The end of the year can be a busy time for companies as they evaluate current staffing levels, particularly in the context of setting the next year’s budget. Whether the objective is moving on under-performers or making tough downsizing decisions in the face of trimmed budgets, terminations need to be entered into with careful planning and, dare we say it, a discussion with your employment lawyer.
Terminations are tough – they are usually difficult on the company, the remaining employees, management and of course the departing employee. Having a fair and efficient process established by way of contract, in advance, is the best way to manage what is an evitable part of having employees. If you aren’t considering terminating employment relationships at this time, it is an even better time to invest in having your employment contracts updated and termination procedures clarified. See our recent blog post on why having a comprehensive employment contract matters.
The following discussion pertains to the non-unionized workplace – if you have a collective agreement at your workplace the framework for terminations is completely different. This discussion also assumes a “Without Cause” termination. A “For Cause” termination in which the employer is legally entitled to terminate employment with no notice to the employee is an entirely different discussion which should be had with your employment lawyer prior to taking any steps to implement.
Summary
Step 1: Determine which employee(s) will have their employment terminated and ensure that there are no human rights considerations to address in that decision (see “Setting the Framework” below).
Step 2: Determine whether, in addition to the Employment Standards Act (Ontario), there is a binding, enforceable contract which will determine what notice of termination is required, or whether the common law will apply to determine notice (See “Reviewing Obligations” below).

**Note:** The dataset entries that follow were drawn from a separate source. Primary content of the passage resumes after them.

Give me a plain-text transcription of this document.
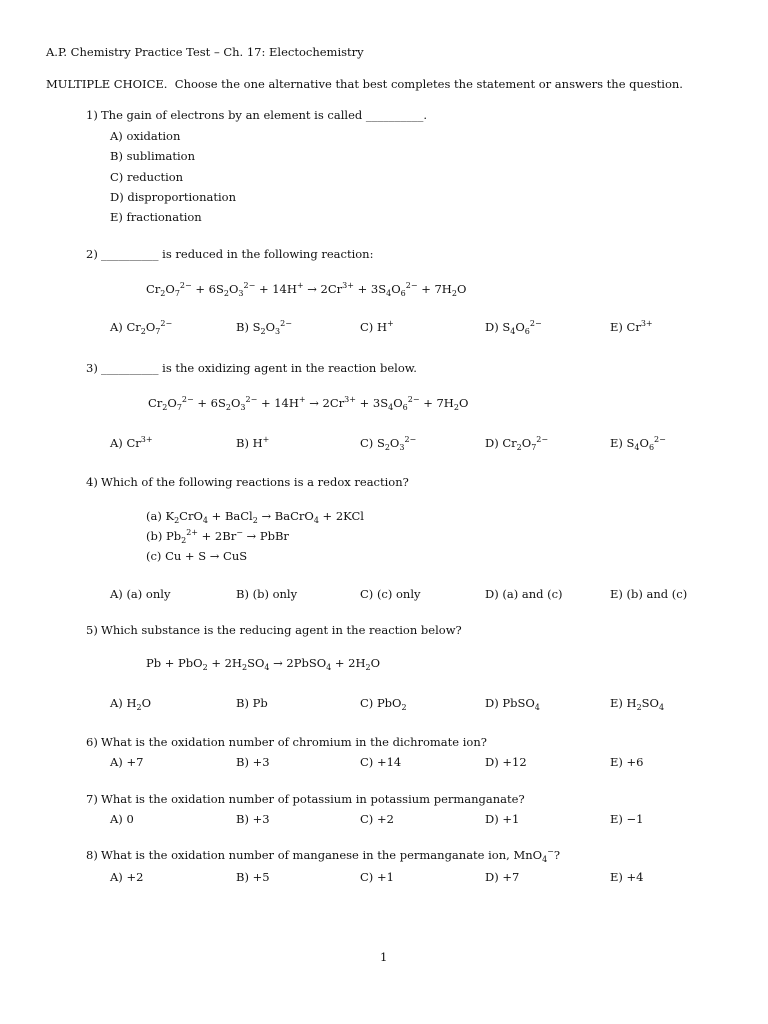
A.P. Chemistry Practice Test – Ch. 17: Electochemistry
MULTIPLE CHOICE. Choose the one alternative that best completes the statement or answers the question.
1) The gain of electrons by an element is called __________.
A) oxidation
B) sublimation
C) reduction
D) disproportionation
E) fractionation
2) __________ is reduced in the following reaction:
$Cr_2O_7^{2-} + 6S_2O_3^{2-} + 14H^+ \to 2Cr^{3+} + 3S_4O_6^{2-} + 7H_2O$
A) $Cr_2O_7^{2-}$	B) $S_2O_3^{2-}$	C) H+	D) $S_4O_6^{2-}$	E) $Cr^{3+}$
3) __________ is the oxidizing agent in the reaction below.
$Cr_2O_7^{2-} + 6S_2O_3^{2-} + 14H^+ \to 2Cr^{3+} + 3S_4O_6^{2-} + 7H_2O$
A) $Cr^{3+}$	B) H+	C) $S_2O_3^{2-}$	D) $Cr_2O_7^{2-}$	E) $S_4O_6^{2-}$
4) Which of the following reactions is a redox reaction?
(a) $K_2CrO_4$ + BaCl$_2$ → BaCrO$_4$ + 2KCl
(b) $Pb_2^{2+} + 2Br^-$ → PbBr
(c) Cu + S → CuS
A) (a) only	B) (b) only	C) (c) only	D) (a) and (c)	E) (b) and (c)
5) Which substance is the reducing agent in the reaction below?
$Pb + PbO_2 + 2H_2SO_4$ → 2PbSO$_4$ + $2H_2O$
A) $H_2O$	B) Pb	C) PbO$_2$	D) PbSO$_4$	E) $H_2SO_4$
6) What is the oxidation number of chromium in the dichromate ion?
A) +7	B) +3	C) +14	D) +12	E) +6
7) What is the oxidation number of potassium in potassium permanganate?
A) 0	B) +3	C) +2	D) +1	E) −1
8) What is the oxidation number of manganese in the permanganate ion, MnO$_4$−?
A) +2	B) +5	C) +1	D) +7	E) +4
1
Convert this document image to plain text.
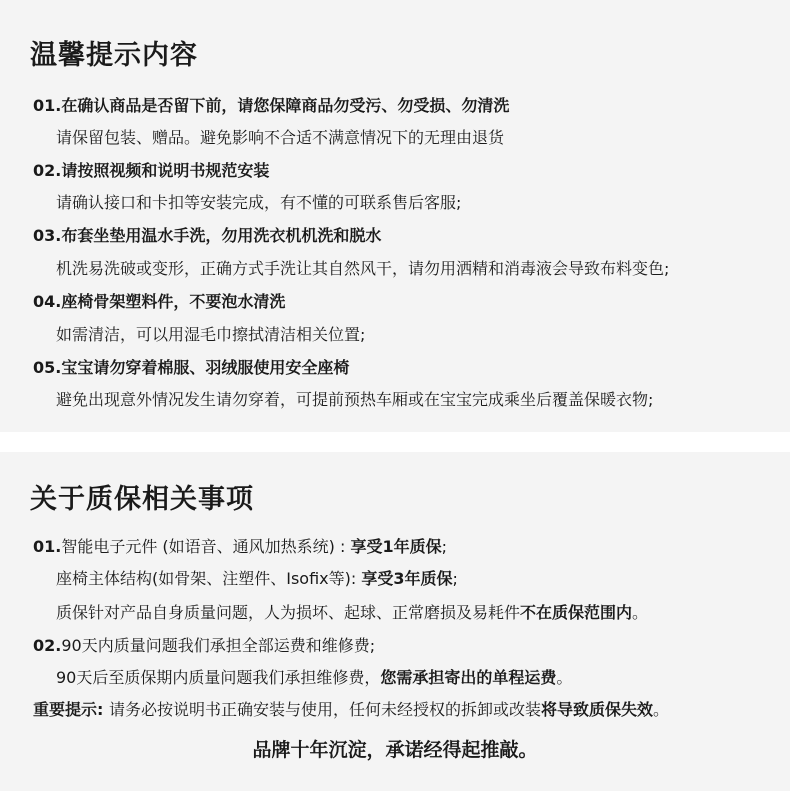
温馨提示内容
01.在确认商品是否留下前，请您保障商品勿受污、勿受损、勿清洗
请保留包装、赠品。避免影响不合适不满意情况下的无理由退货
02.请按照视频和说明书规范安装
请确认接口和卡扣等安装完成，有不懂的可联系售后客服;
03.布套坐垫用温水手洗，勿用洗衣机机洗和脱水
机洗易洗破或变形，正确方式手洗让其自然风干，请勿用洒精和消毒液会导致布料变色;
04.座椅骨架塑料件，不要泡水清洗
如需清洁，可以用湿毛巾擦拭清洁相关位置;
05.宝宝请勿穿着棉服、羽绒服使用安全座椅
避免出现意外情况发生请勿穿着，可提前预热车厢或在宝宝完成乘坐后覆盖保暖衣物;
关于质保相关事项
01.智能电子元件 (如语音、通风加热系统) : 享受1年质保;
座椅主体结构(如骨架、注塑件、Isofix等): 享受3年质保;
质保针对产品自身质量问题，人为损坏、起球、正常磨损及易耗件不在质保范围内。
02.90天内质量问题我们承担全部运费和维修费;
90天后至质保期内质量问题我们承担维修费，您需承担寄出的单程运费。
重要提示: 请务必按说明书正确安装与使用，任何未经授权的拆卸或改装将导致质保失效。
品牌十年沉淀，承诺经得起推敲。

Step 3: Calculate, as accurately as possible, the correct notice period to provide the employee with, as well as addressing whether notice will be working notice, pay in lieu or a lump sum payment. Address issues of benefit coverage and how all forms of compensation will be dealt with during the notice period (see “Determining Notice Obligations” below).
Setting The Framework:
A common misconception of employers is that they need a reason to terminate the employment of an employee. Some employers believe that they need substantial documentation of poor performance or workplace malfeasance to justify a termination. With some exceptions, there does not need to be a reason to terminate the employment of an employee: the relevant question is only what obligations the employer has to the terminated employee regarding notice of termination and obligations during the notice period.
The main exception to this rule is that the decision to terminate any particular employee may not be tainted in any way by a discriminatory reason. For example, if a company sets out to trim 10% of it’s workforce and starts by terminating all employees who are pregnant or on parental leave, a human rights complaint would be likely to follow.
A company can terminate the employment of an employee for whom there are potential human rights concerns, provided that they can establish those factors did not play any part in the decision to terminate that employee. For example, if a company determines that to meet it’s budget constraints it will terminate all employees with less than three years of service with the company, and one of those employees happens to be pregnant, the decision to terminate can be established to have been taken without consideration of factors which might lead to a discrimination claim.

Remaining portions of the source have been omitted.